Ya know, I had written something in a poem (yeah I write them too) about not having a life before you get trapped by comfort and excess. Lately I've been thinking about that again. It's the constant nagging problem I'm having with J (my bud that owes me the money). It's sort of the more you have, the more you want problem. Now I live in a studio apartment. It's small, has a kitchen and a bathroom which aren't part of my main room. I like it. I'm not sure what I would do with a one bedroom because there would be extra space and I'd feel like I needed to buy a couch, dinner table, whatever. I kinda live lean and mean, with the exception that I keep buying cds, comics, books, and dvds. I don't make really good money at the shop, but I have enough to keep me supported (well thanks in part to the remaining money saved from an inheritance). The thought though that I'm actually kinda trapped bothered me. I am. This in some wierd way is comfort and excess. What would I do if I found myself homeless again? Freak completely. I refuse to be homeless a third time.
Just a word about that for a second here. My father died and I found myself suddenly without a place to live the first time. It took me over 6 months or more to find a place to live. There was the issue that I was working and not making much money at the theatre (I was a tech director). The inheritance from dad's estate was coming but no one knew when. I slept on couches a lot. I basically lived with my friend J who was renting a room from a mutal friend. Think I overstayed that welcome. Still, I eventually moved into a house with my friend Doll (thanks to a loan from my mom and my boss at the time). Second time was after I came back from New Orleans and that was really horrible. I slept in the attic of the coffee shop, sometimes slept at my friend Dan's (he had to sneak me in), sometimes slept in my car. Then I got a job in the "real work place" world. Now with more money, I was spending all my cash on food, gas, and hotel rooms. Ya know what? It makes you start to feel like you are less human than other people. You start to feel dirty whether you are or not because you have no place to go at the end of the day. You feel less than. It spiralled down from there and got really ugly but that's for another posting. Just saying, I know what I consider to be important because of all of this.
Did J really need new sliding glass doors to his patio? Don't think so. Does he need to redo his kitchen cabinets and all that rot? Don't think so. Did he need to buy a wine cabinet (and the damn thing is huge! Looks like a tall armoir for fucks sake). Don't think so. The new recliner I saw there? Think not. This is a guy that had been pulling a salary of 90,000 who got the pink slip treatment. So he works at OSH. Ok, but does he need all this rot? Just buggin me lately. Maybe I'm just jealous but, I don't think so. Hell, when I got a new DVD player to replace the one that conked out on me, his comment was "Now we need to work on getting you a new Tv." Well shit, I have a perfectly good one. I did my research when I went to buy it, priced around and got what I wanted. Why should I need a newer, better one??

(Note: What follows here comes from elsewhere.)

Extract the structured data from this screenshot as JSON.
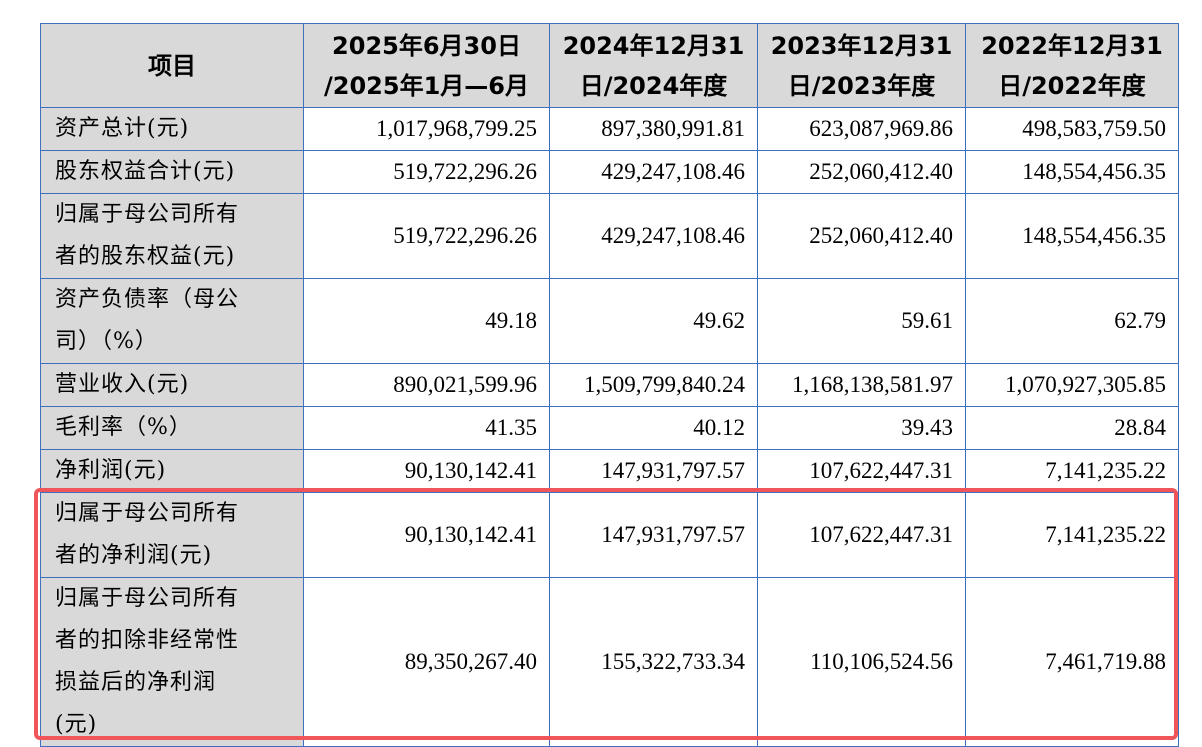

Wow, this is turning into a bitch fest for some reason. Guess I actually have some kinda major issues right now with J. Too bad too because, like I said, I've known him almost since I moved out here to California in 89. He was much different then though. He was fun. Now I fear that he's going to come out to me as a republican. Seems that it all is about money to him. He'll probably claim that it's about the "quality of life" but I think that's a cop out. I mean, I'm perfectly happy living in my little studio (even if I wish it were a little bigger at times). I'm happy, for the most part, at the shop. My bettering of myself will come when I finally get off my ass and finish writing the stories I've started and the plays that are in my head. Shit, who knows if anyone wants to produce them or read them, but I will have something to leave behind. There'll be a little piece of myself for my niece and nephew. Some of the stories I have in my head are for them specifically. Guess I just don't understand my friend anymore.
I still want things. I want a boyfriend. I want to wake up to someone with teeth that need brushing, look at them sleeping and snuggle closer for a few minutes. Hell, I wanna kiss them when they wake up. I want a pet. I want to get a cat but the studio is kinda small. I want a better car, even if my 78 corrolla is still working. Mosty, I want the companion, and the time to hang out with friends, go dancing, even go visit the cool folks I'm meeting on the net. So there are things that I want, but it's not necessary. Just stuff that I'd like to have in my life. Mostly I guess I just want to be able to share myself with people. Kinda sounds silly when I typed it but I think that's what is really in my head right now. Just sounds nice to me....that and a vacation.